Teachers have to be careful.  Sometimes detrimentally so.

At the beginning of the school year, there is inevitably a swarm of past-year students who want to come by the classroom to say hello.  They’ve forgotten about the homework, the detentions, and the long assignments that made them roll their eyes at me.  Now they love me.

Seeing me as a fatherly figure (and unfortunately the closest thing to a father for many), they squeal my name and run up to me to give me a hug.  I quickly throw up my hand and enthusiastically say, “Teachers high five!” and avert the the attempted hug attacks with epic high fives.  Job security.

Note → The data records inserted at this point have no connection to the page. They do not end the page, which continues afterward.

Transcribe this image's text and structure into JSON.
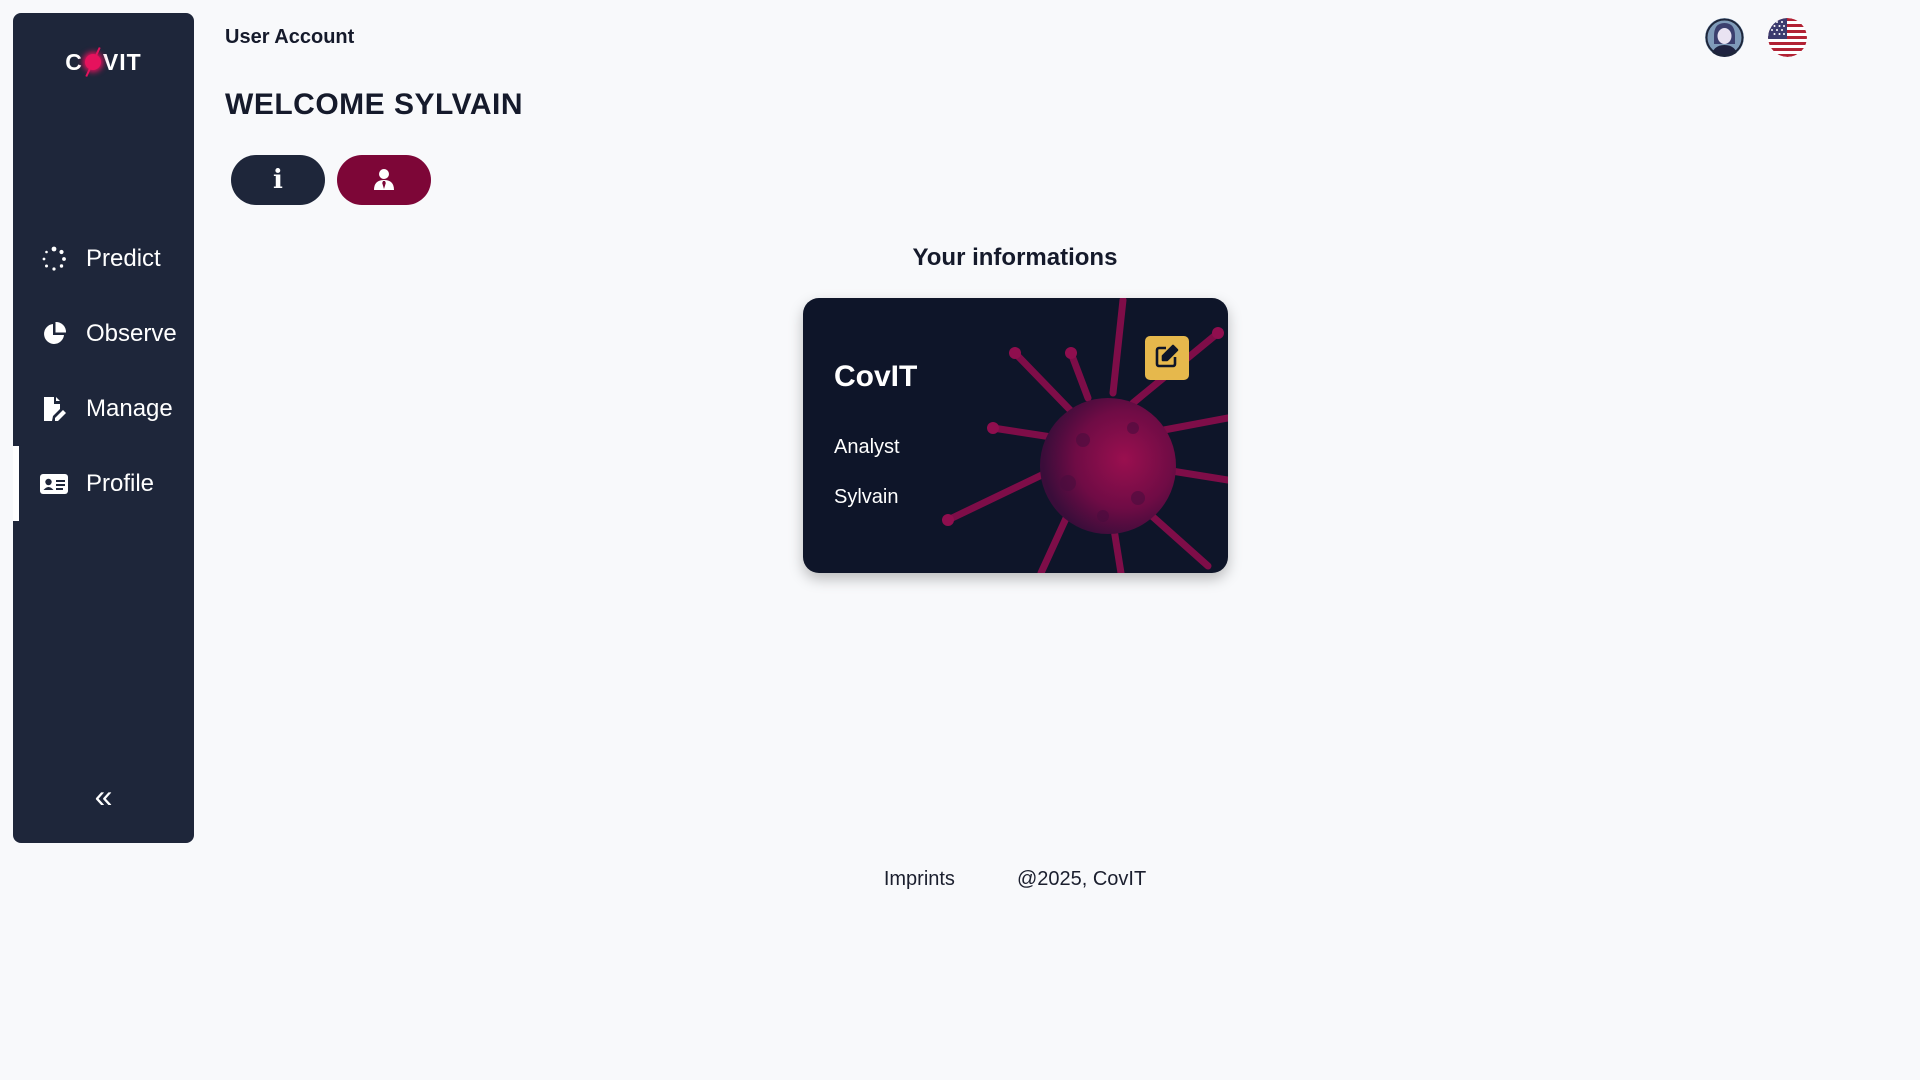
{
  "app": {
    "logo_text_left": "C",
    "logo_text_right": "VIT"
  },
  "sidebar": {
    "items": [
      {
        "label": "Predict",
        "icon": "spinner-dots-icon"
      },
      {
        "label": "Observe",
        "icon": "pie-chart-icon"
      },
      {
        "label": "Manage",
        "icon": "file-edit-icon"
      },
      {
        "label": "Profile",
        "icon": "id-card-icon",
        "active": true
      }
    ],
    "collapse_glyph": "«"
  },
  "header": {
    "breadcrumb": "User Account",
    "welcome": "WELCOME SYLVAIN"
  },
  "tabs": [
    {
      "glyph": "i",
      "icon": "info-icon",
      "active": false
    },
    {
      "icon": "user-tie-icon",
      "active": true
    }
  ],
  "main": {
    "section_title": "Your informations",
    "card": {
      "brand": "CovIT",
      "role": "Analyst",
      "name": "Sylvain",
      "edit_icon": "edit-icon"
    }
  },
  "topbar": {
    "avatar_icon": "avatar-icon",
    "language_icon": "us-flag-icon"
  },
  "footer": {
    "imprints": "Imprints",
    "copyright": "@2025, CovIT"
  },
  "colors": {
    "sidebar": "#1e263a",
    "accent": "#7d0637",
    "edit": "#e6b84c",
    "card": "#0e1529"
  }
}
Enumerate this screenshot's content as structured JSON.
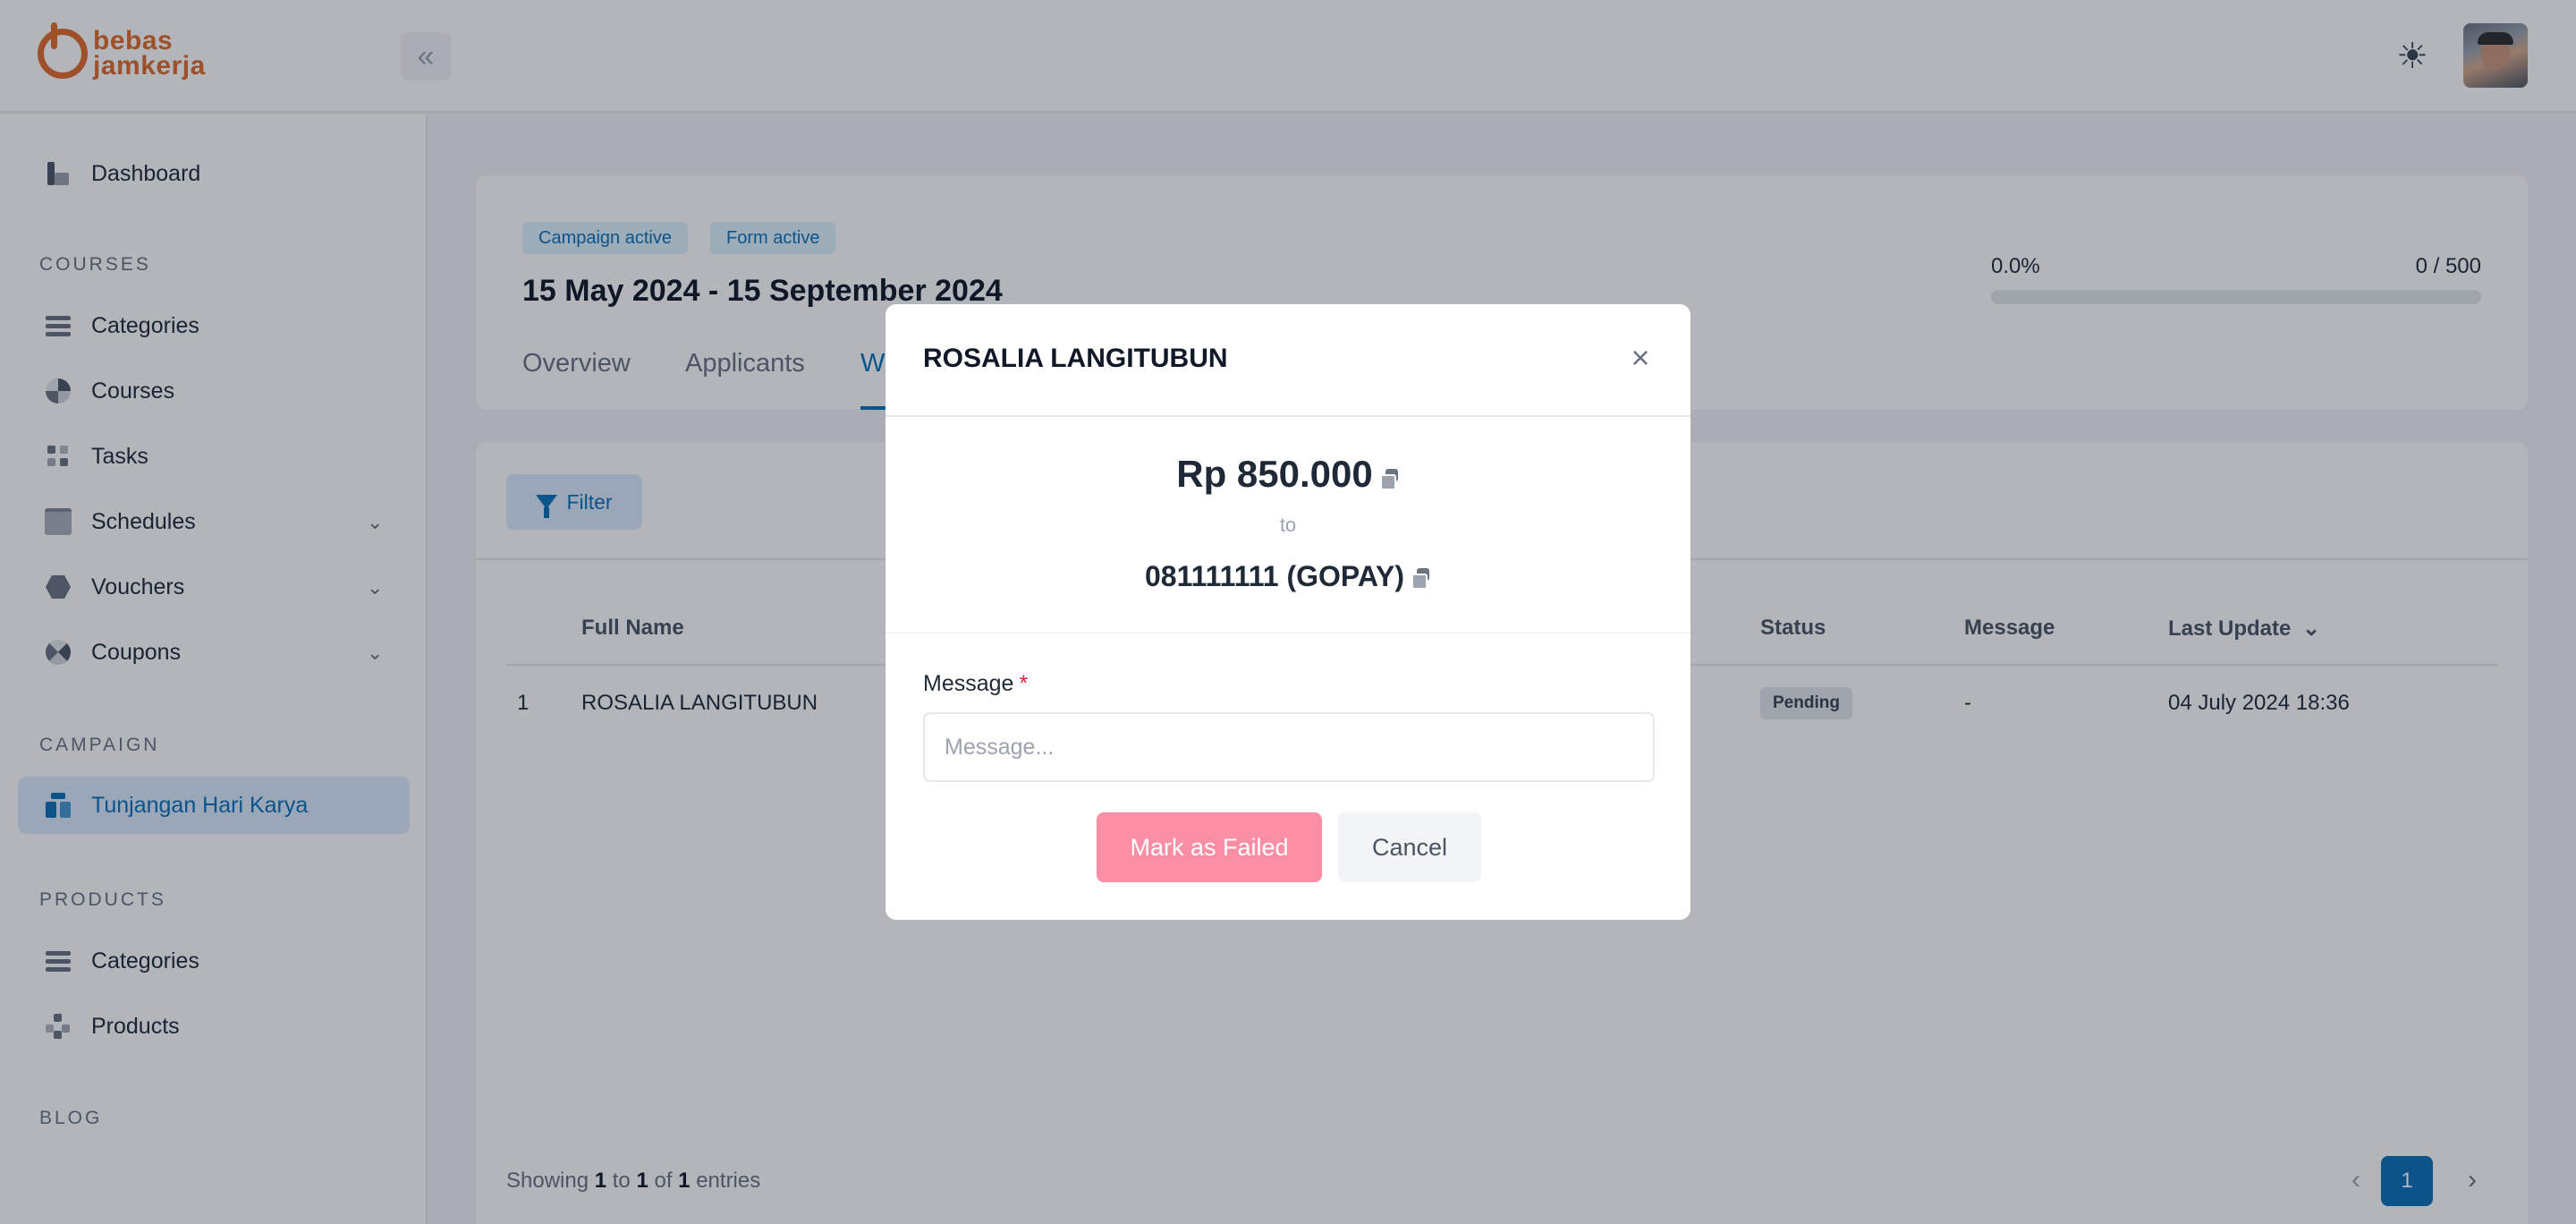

Now, I’m not being paranoid to say that a male teacher has to be careful about those things.  It only takes one false accusation to ruin a man’s career and put him on the kind of list that parents check when finding a home in a new neighborhood.

The other day, one of my new students was telling me during class about how her grandmother passed away a couple of weeks ago.  She began tearing up, and I was doing my best to console her.  I listened to her and watched her cry, and related by telling her how I lost a friend this summer also.  Then she went in for the hug, but I instinctively put my hand up and said, “Teachers high five?”

I felt awful.  All this poor child needed was a hug.  But in the name of job security, I gave a paltry gesture of consolation.  I might be saving my job, but I feel like I am losing my soul.